Митчелл был его единственным другом на протяжении нескольких лет, и даже то, что в итоге всё обернулось так, как обернулось, Эрик скучал по их совместным посиделкам на заднем дворе Фридмана. Возможно, пока его психика усиленно сопротивлялась всем насмешкам, оскорблениям и ежедневному моральному уничтожению, ведь испытывать что-то кроме ненависти к своему обидчику — это странно. Но Эрику было жалко Митчелла, и очень-очень, до закипающих под веками слез, стыдно за свои слова, сказанные в прошлом.


Как бы то ни было, Эрик получил коробки и был отправлен в свою комнату переодеваться и собирать вещи. «Однажды, мы, возможно, ещё увидимся, Митч.»


О переезде семейства Янкель Митчелл узнал только через два дня, когда проходил мимо их дома и увидел табличку "продается". Самих Янкелей уже не было, дом осматривали предполагамые покупатели и местная риелтор.
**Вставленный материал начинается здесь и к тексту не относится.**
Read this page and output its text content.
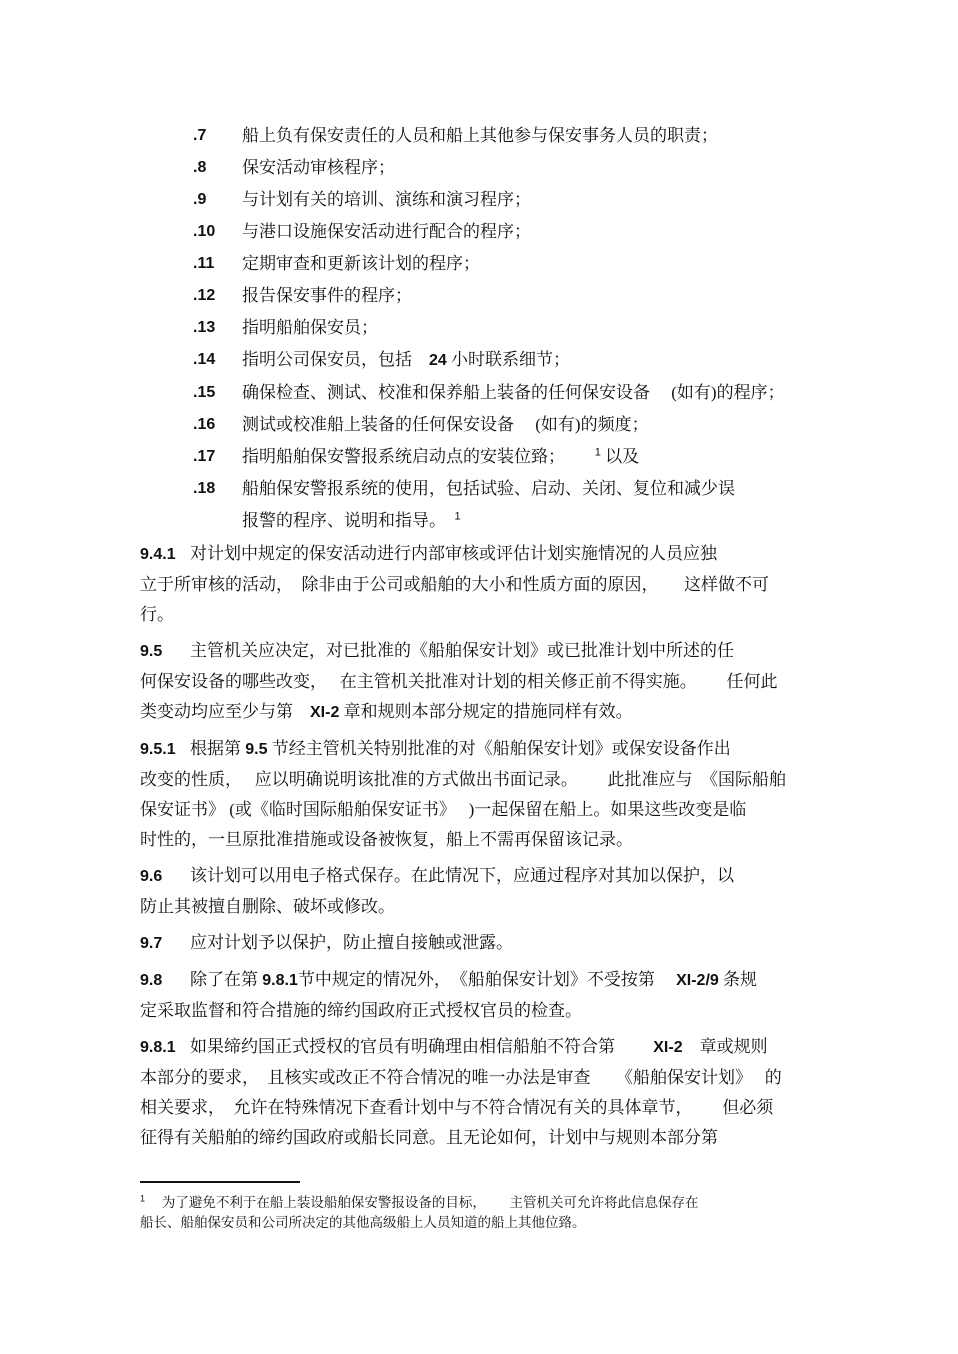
.7	船上负有保安责任的人员和船上其他参与保安事务人员的职责；
.8	保安活动审核程序；
.9	与计划有关的培训、演练和演习程序；
.10	与港口设施保安活动进行配合的程序；
.11	定期审查和更新该计划的程序；
.12	报告保安事件的程序；
.13	指明船舶保安员；
.14	指明公司保安员，包括　24 小时联系细节；
.15	确保检查、测试、校准和保养船上装备的任何保安设备　 (如有)的程序；
.16	测试或校准船上装备的任何保安设备　 (如有)的频度；
.17	指明船舶保安警报系统启动点的安装位臵；　　 $^1$ 以及
.18	船舶保安警报系统的使用，包括试验、启动、关闭、复位和减少误
报警的程序、说明和指导。　$^1$
9.4.1 对计划中规定的保安活动进行内部审核或评估计划实施情况的人员应独
立于所审核的活动，　除非由于公司或船舶的大小和性质方面的原因，　　这样做不可
行。
9.5 主管机关应决定，对已批准的《船舶保安计划》或已批准计划中所述的任
何保安设备的哪些改变，　 在主管机关批准对计划的相关修正前不得实施。　　 任何此
类变动均应至少与第　XI-2 章和规则本部分规定的措施同样有效。
9.5.1 根据第 9.5 节经主管机关特别批准的对《船舶保安计划》或保安设备作出
改变的性质，　 应以明确说明该批准的方式做出书面记录。　　 此批准应与　《国际船舶
保安证书》 (或《临时国际船舶保安证书》　 )一起保留在船上。如果这些改变是临
时性的，一旦原批准措施或设备被恢复，船上不需再保留该记录。
9.6 该计划可以用电子格式保存。在此情况下，应通过程序对其加以保护，以
防止其被擅自删除、破坏或修改。
9.7 应对计划予以保护，防止擅自接触或泄露。
9.8 除了在第 9.8.1节中规定的情况外，　《船舶保安计划》不受按第　 XI-2/9 条规
定采取监督和符合措施的缔约国政府正式授权官员的检查。
9.8.1 如果缔约国正式授权的官员有明确理由相信船舶不符合第　　 XI-2　章或规则
本部分的要求，　且核实或改正不符合情况的唯一办法是审查　　《船舶保安计划》　 的
相关要求，　允许在特殊情况下查看计划中与不符合情况有关的具体章节，　　 但必须
征得有关船舶的缔约国政府或船长同意。且无论如何，计划中与规则本部分第
$^1$　 为了避免不利于在船上装设船舶保安警报设备的目标，　　 主管机关可允许将此信息保存在
船长、船舶保安员和公司所决定的其他高级船上人员知道的船上其他位臵。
Митчеллу резко стало одиноко посреди сырой улицы, хотелось плакать и тебовать вернуть всё как было, но голос отчима в голове настойчиво твердил, что мужчины не плачут. И просить не у кого.






– Однажды, я получу больше баллов за тест, чем ты, Эрик! – в голосе девушки звучал самый настоящий азарт, – В этот раз ты обошел меня всего лишь на три балла!
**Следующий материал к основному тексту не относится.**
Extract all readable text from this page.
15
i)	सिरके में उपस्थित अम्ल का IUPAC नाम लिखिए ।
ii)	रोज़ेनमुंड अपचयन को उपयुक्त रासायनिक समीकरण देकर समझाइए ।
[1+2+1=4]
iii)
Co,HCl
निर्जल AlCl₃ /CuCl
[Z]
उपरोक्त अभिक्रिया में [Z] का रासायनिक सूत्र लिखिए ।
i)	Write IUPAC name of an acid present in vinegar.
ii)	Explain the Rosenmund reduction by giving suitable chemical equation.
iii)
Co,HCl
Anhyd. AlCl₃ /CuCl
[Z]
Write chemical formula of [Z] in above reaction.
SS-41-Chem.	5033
– Учитывая твои оценки в прошлом году, это очень хороший результат, Джес, – Янкель тепло улыбнулся подруге, складывая письменные принадлежности в сумку, – Что у тебя следующим?
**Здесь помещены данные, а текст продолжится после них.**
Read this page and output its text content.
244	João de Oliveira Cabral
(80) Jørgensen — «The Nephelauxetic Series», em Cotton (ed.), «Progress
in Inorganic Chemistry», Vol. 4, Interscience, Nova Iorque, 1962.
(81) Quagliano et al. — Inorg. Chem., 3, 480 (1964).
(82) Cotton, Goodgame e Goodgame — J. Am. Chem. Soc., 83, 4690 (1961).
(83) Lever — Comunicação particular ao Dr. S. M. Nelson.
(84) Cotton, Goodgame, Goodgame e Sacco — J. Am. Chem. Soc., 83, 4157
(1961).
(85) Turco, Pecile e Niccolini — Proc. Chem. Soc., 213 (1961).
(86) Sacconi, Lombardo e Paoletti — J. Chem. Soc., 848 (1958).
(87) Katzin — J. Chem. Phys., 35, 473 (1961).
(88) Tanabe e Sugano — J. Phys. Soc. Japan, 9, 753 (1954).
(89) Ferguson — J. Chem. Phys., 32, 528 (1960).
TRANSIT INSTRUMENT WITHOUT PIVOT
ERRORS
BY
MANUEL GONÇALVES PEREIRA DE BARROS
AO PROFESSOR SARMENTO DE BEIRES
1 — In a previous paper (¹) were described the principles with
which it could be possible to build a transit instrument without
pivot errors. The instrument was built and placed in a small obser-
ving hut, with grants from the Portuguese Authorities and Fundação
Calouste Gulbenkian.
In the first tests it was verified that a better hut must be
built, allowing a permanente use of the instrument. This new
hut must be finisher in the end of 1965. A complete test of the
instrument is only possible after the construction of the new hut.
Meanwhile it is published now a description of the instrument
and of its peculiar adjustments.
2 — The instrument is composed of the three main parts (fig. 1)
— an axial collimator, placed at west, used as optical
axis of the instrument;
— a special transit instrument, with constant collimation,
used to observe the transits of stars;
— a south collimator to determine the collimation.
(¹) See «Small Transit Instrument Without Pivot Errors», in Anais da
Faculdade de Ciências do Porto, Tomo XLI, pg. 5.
Эрику нравилось слушать бесконечную болтовню своей лучшей подруги, смотреть на сердечки и звёздочки, которые она рисовала на своих щеках, и их совместные прогулки по школьным коридорам стали обязательными в ежедневном расписании. Как и поздороваться со всеми, кто встретится ему на пути утром. С каждым днём старшая школа казалась Эрику райским местом. Это не удивительно — довольно привлекательная внешность и статус наследника молодой, но активно развивающейся компании, делали свое дело. Драматический кружок тоже дал свои плоды и от стеснительности остались только следы, которые проявлялись крайне редко, оставив место приятной, мягкой харизме. Также звание одного из лучших учеников школы подняло самооценку и социальное положение на порядок выше, и теперь дружить с Эриком Янкелем даже среди футболистов считалось почетным.


Разношерстная компания друзей Янкеля имела колоссальную популярность у школьников, и порой Джессика воодушевленно рассказывала о том, как кто-то в очередной раз мечтает подружиться хоть с кем-то из них. Обделенному до этого вниманием сверстников Эрику этот факт льстил, дружелюбную и открытую Джес вдохновлял, у закрытой Эльзы вызывал отвращение и желание сбежать как можно дальше, у Честера недоумение и вопросы. Но факт оставался фактом - в социальной жизни Эрик преуспел.


Но, несмотря на все эти достижения, Эрика продолжали не любить задиры. Каждый раз "мистер-Идеальность" совал свой длинный горбатый нос не в свое дело и пресекал издевательства, а поддержка в виде капитана футбольной команды - Честера - давала ему ощутимое преимущество над хулиганами. Это же прибавляло очки любви у тихонь, которые после спасения начинали видеть краем глаза у Янкеля нимб и крылья. Еще один плюс к самооценке и ощущению собственной значимости.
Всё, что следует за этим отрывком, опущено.